Even more badgeholders didn’t get into the afternoon class, including Austinite Aaron Hix, who attended the festival with his father and wasn’t happy with what he got for the $500 he spent on passes.
Hix says that he was told when he purchased the badges that he should get there early to get into the demo, but he also had the understanding that there would be a one-for-one process of getting in, meaning for every person in the VIP/Savor line who got in, someone from the Taste badge line would get in.
When his noon class with Austin chef Kevin Williamson ended after only 20 minutes, Hix says he headed to the grilling demo area, where the class with Zimmern and Love would start at 2 p.m. After waiting for more than an hour in line, Hix says he watched the class fill up with people who had paid $850 per badge.

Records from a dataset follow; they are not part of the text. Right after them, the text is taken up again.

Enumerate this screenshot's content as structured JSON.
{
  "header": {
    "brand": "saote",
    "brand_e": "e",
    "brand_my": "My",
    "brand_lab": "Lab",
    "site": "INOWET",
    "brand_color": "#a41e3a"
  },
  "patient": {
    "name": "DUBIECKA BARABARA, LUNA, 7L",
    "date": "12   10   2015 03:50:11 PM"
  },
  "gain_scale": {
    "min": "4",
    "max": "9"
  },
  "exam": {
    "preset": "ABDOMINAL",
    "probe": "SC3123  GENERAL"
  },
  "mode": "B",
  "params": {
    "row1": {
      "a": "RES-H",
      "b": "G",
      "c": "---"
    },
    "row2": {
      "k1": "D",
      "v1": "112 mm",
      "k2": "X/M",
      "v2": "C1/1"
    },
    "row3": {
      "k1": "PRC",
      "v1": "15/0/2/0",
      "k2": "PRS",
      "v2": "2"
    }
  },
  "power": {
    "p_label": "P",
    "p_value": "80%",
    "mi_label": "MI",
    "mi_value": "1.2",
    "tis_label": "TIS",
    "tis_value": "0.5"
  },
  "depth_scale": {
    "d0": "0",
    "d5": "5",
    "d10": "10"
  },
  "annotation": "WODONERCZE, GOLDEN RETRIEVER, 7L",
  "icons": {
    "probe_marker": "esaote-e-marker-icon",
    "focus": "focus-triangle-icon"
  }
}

"Maybe 10 people in the regular line got in," he said, leaving hundreds of other $250 badgeholders the option of going to the grand tasting tent or one of the eight afternoon demos or classes that started at 2 p.m. or later.

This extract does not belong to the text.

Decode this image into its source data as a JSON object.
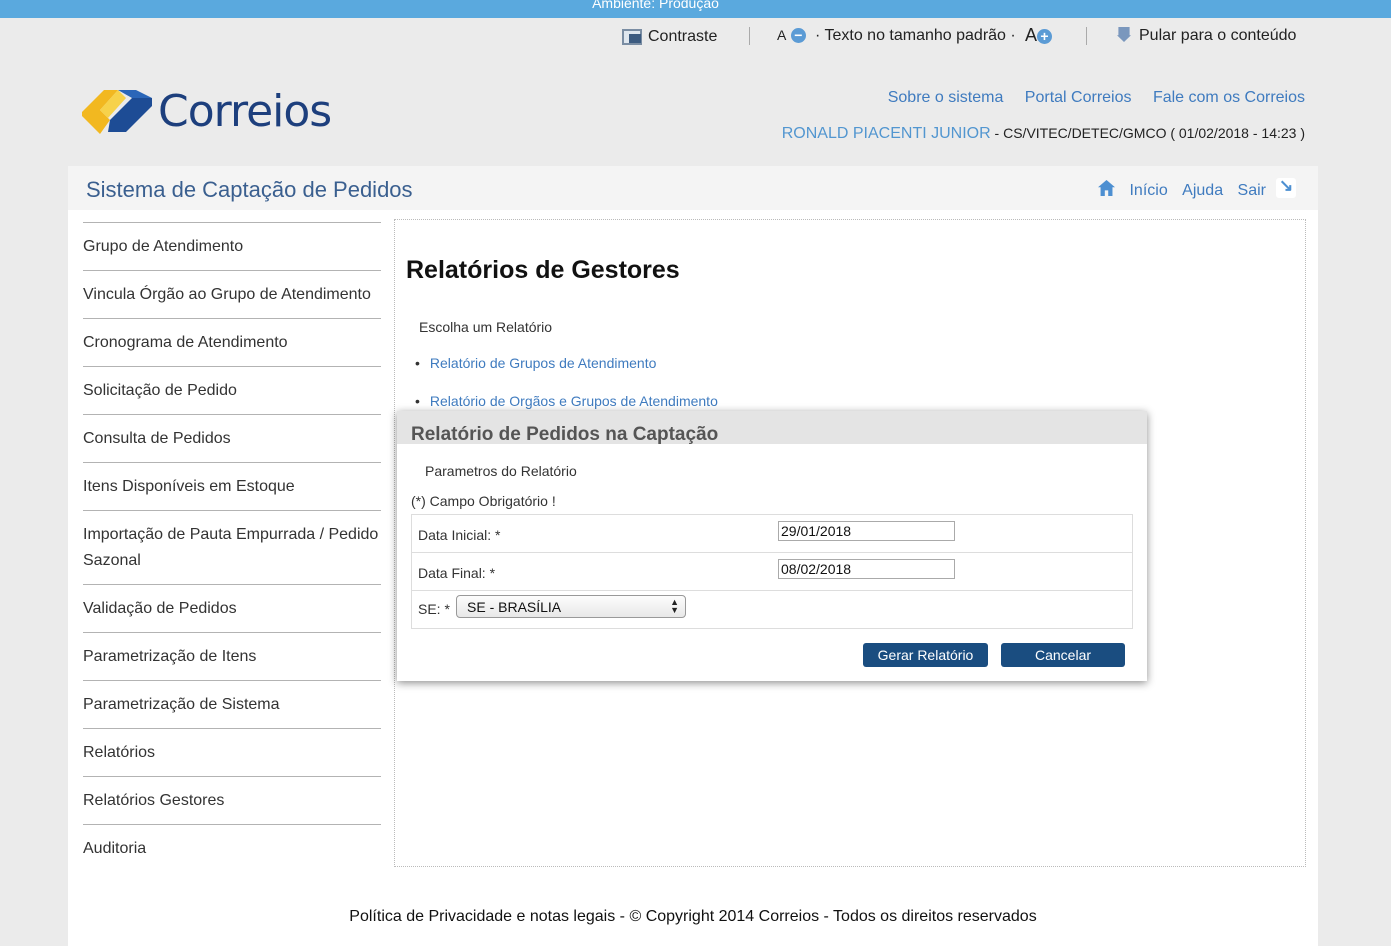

"I don’t want this event in Austin if this is what it is."
A festival rep says that the policy for all the demos and classes is that people waiting in the Savor line are allowed entry first and then after that line dissipates, the $250 badgeholders can get in.

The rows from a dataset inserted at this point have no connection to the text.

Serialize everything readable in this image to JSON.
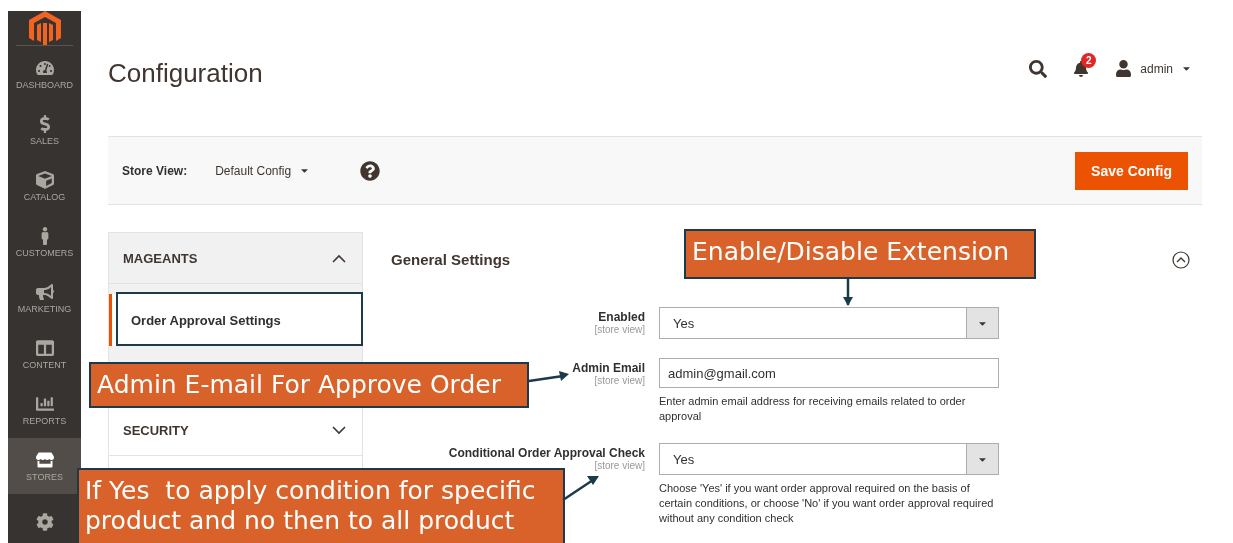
{
  "sidebar": {
    "items": [
      {
        "label": "DASHBOARD",
        "selected": false
      },
      {
        "label": "SALES",
        "selected": false
      },
      {
        "label": "CATALOG",
        "selected": false
      },
      {
        "label": "CUSTOMERS",
        "selected": false
      },
      {
        "label": "MARKETING",
        "selected": false
      },
      {
        "label": "CONTENT",
        "selected": false
      },
      {
        "label": "REPORTS",
        "selected": false
      },
      {
        "label": "STORES",
        "selected": true
      }
    ]
  },
  "header": {
    "title": "Configuration",
    "notification_count": "2",
    "user": "admin"
  },
  "store_bar": {
    "label": "Store View:",
    "value": "Default Config",
    "save_button": "Save Config"
  },
  "config_tabs": [
    {
      "title": "MAGEANTS",
      "expanded": true,
      "items": [
        {
          "label": "Order Approval Settings",
          "selected": true
        }
      ]
    },
    {
      "title": "SECURITY",
      "expanded": false
    }
  ],
  "section": {
    "title": "General Settings",
    "expanded": true,
    "fields": [
      {
        "kind": "select",
        "label": "Enabled",
        "scope": "[store view]",
        "value": "Yes"
      },
      {
        "kind": "text",
        "label": "Admin Email",
        "scope": "[store view]",
        "value": "admin@gmail.com",
        "note": "Enter admin email address for receiving emails related to order approval"
      },
      {
        "kind": "select",
        "label": "Conditional Order Approval Check",
        "scope": "[store view]",
        "value": "Yes",
        "note": "Choose 'Yes' if you want order approval required on the basis of certain conditions, or choose 'No' if you want order approval required without any condition check"
      }
    ]
  },
  "annotations": [
    {
      "text": "Enable/Disable Extension"
    },
    {
      "text": "Admin E-mail For Approve Order"
    },
    {
      "text": "If Yes  to apply condition for specific product and no then to all product"
    }
  ]
}
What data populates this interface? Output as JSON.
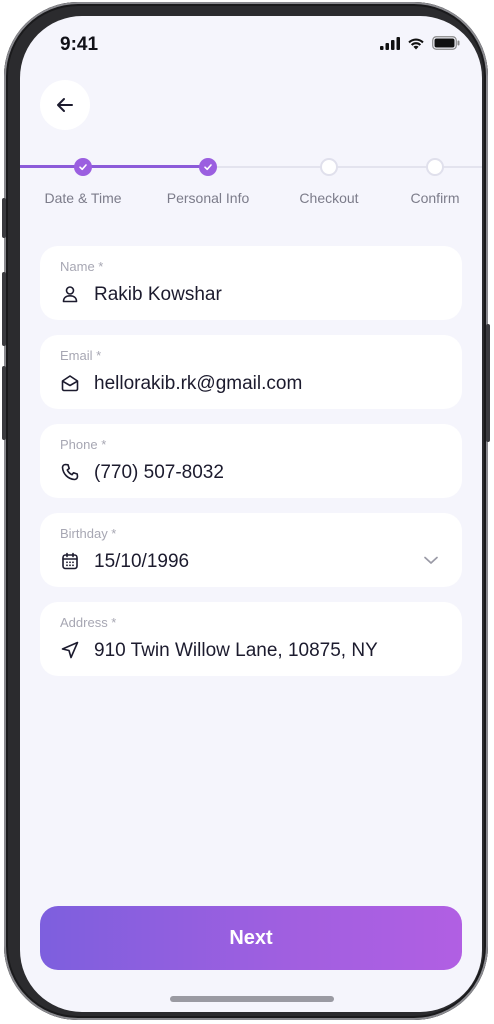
{
  "status_bar": {
    "time": "9:41"
  },
  "stepper": {
    "steps": [
      {
        "label": "Date &  Time",
        "state": "done"
      },
      {
        "label": "Personal Info",
        "state": "done"
      },
      {
        "label": "Checkout",
        "state": "todo"
      },
      {
        "label": "Confirm",
        "state": "todo"
      }
    ]
  },
  "form": {
    "name": {
      "label": "Name *",
      "value": "Rakib Kowshar",
      "icon": "user-icon"
    },
    "email": {
      "label": "Email *",
      "value": "hellorakib.rk@gmail.com",
      "icon": "mail-icon"
    },
    "phone": {
      "label": "Phone *",
      "value": "(770) 507-8032",
      "icon": "phone-icon"
    },
    "birthday": {
      "label": "Birthday *",
      "value": "15/10/1996",
      "icon": "calendar-icon"
    },
    "address": {
      "label": "Address *",
      "value": "910 Twin Willow Lane, 10875, NY",
      "icon": "navigation-icon"
    }
  },
  "actions": {
    "next_label": "Next"
  },
  "colors": {
    "accent": "#9b5fe0",
    "background": "#f5f5fc",
    "text": "#1c1b2e"
  }
}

While standing in line for that afternoon grilling demo, Brett Sinta of Fort Worth said that the grilling demos were definitely one of the big draws for coming to the festival in the first place.
Both sessions on Saturday filled up before Sinta and his friend Rachel Pauley could get in, but they had been enjoying several other classes, as well as the grand tasting, which featured dozens of wineries and even more restaurants and food companies, who were handing out samples.
When asked if he thought the badge was a good deal, Sinta hesitated and then said it was a stretch. "It’s a once-a-year kind of event," he said. "It’s challenging to pay this much and have to always wait in a line, but I know that’s part of the thing."
Sinta said that he knew that if C3 Presents and Food & Wine magazine, which produce the event, lowered the price to get in, the lines would be even longer.
"But if you want to engage with the chefs, it’s like watching live food TV," he said. "You actually have Smell-O-Vision."
During an interview on the festival grounds around midday on Saturday, C3 Presents co-owner Charlie Jones said that he’d been getting great feedback from both chefs and attendees, especially those who had attended last year.
"Part of it is the grounds, but we fixed a lot of the programming," Jones said, citing awkward gaps between glasses and tastings last year that led to a lot of attendees having to sit around and wait for the next event to get started.
One of the most popular of those additions to the schedule was the fit pit in the middle of the park, helmed on Saturday by chefs Jason Dady and Tim Byres, who were giving out samples of their grilled pork and chicken throughout the day.
Jones said it was too early to say whether or not the move to Butler Park would be permanent. "We’ll see how the construction next door takes place," he said. "Those plans (in conjunction with the city of Austin’s Parks and Recreation Department) are being formalized as we speak."